The company axed its deal for NFL players to wear its products on the field, making the coming 2021 season the first in years that Under Armour logos will not appear on the field for years, according to a recent issue of the Front Office Sports email newsletter.

Under Amour’s move comes on the heels of the company’s exit from several other high-profile sports leagues, as well.

Under Armour asked to end its $85 million deal with the University of California (Cal), and also cut ties with UCLA after ending its 15-year, $280 million deal with that school. The company also paid off the University of Cincinnati to exit is 10-year, $50 million deal.

That is not all. Under Armour also backed out of its $50 million deal with Major League Baseball.

Under Armour has re-affirmed its contract with Super Bowl-bound superstar Tom Brady, but other athletes are reportedly re-evaluating their individual deals with the sportswear company.

The company says that it is retooling its reputation, veering away from expensive professional sports league deals, and looking to burnish its reputation as a “performance brand.”

The move comes on the heels of several years of cratering TV ratings across all professional sports.

2020 was a disastrous year for TV ratings for nearly every pro sport.
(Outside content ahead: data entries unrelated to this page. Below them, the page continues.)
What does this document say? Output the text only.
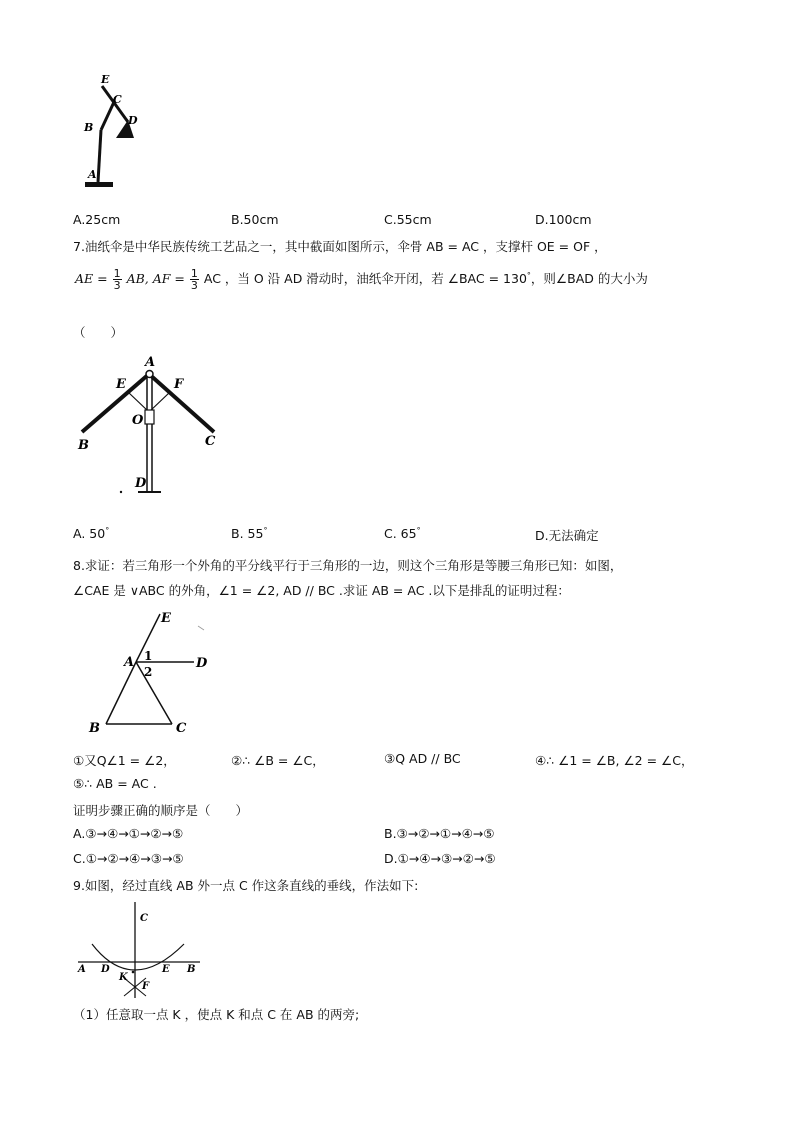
E
C
B
D
A
A.25cm	B.50cm	C.55cm	D.100cm
7.油纸伞是中华民族传统工艺品之一，其中截面如图所示，伞骨 AB = AC ，支撑杆 OE = OF ，
AE = $\frac{1}{3}$ AB, AF = $\frac{1}{3}$ AC ，当 O 沿 AD 滑动时，油纸伞开闭，若 ∠BAC = 130°，则∠BAD 的大小为
（　　）
A
E	F
O
B	C
D
A. 50°	B. 55°	C. 65°	D.无法确定
8.求证：若三角形一个外角的平分线平行于三角形的一边，则这个三角形是等腰三角形已知：如图，
∠CAE 是 ∨ABC 的外角，∠1 = ∠2, AD // BC .求证 AB = AC .以下是排乱的证明过程：
E
A 1
2
D
B	C
①又Q∠1 = ∠2，	②∴ ∠B = ∠C，	③Q AD // BC	④∴ ∠1 = ∠B, ∠2 = ∠C，
⑤∴ AB = AC .
证明步骤正确的顺序是（　　）
A.③→④→①→②→⑤	B.③→②→①→④→⑤
C.①→②→④→③→⑤	D.①→④→③→②→⑤
9.如图，经过直线 AB 外一点 C 作这条直线的垂线，作法如下:
C
A D
K
E B
F
（1）任意取一点 K ，使点 K 和点 C 在 AB 的两旁;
The U.S. Open lost 56 percent of its viewers over 2019. Basketball suffered greatly, as well. The NBA finals were down 49 percent over last year. Tennis’ Open also cratered, losing 45 percent over 2019’s games. But the worst of all was Hockey’s Stanley Cup. The NHL’s big game lost a whopping sixty percent over the 2019 championship series.

The NFL has also suffered collapsing TV viewership and was down at least seven percent over last year. It has been so consistently bad this year that advertisers are starting to rise to demand concessions for their high advertising spending since viewership has been falling each week.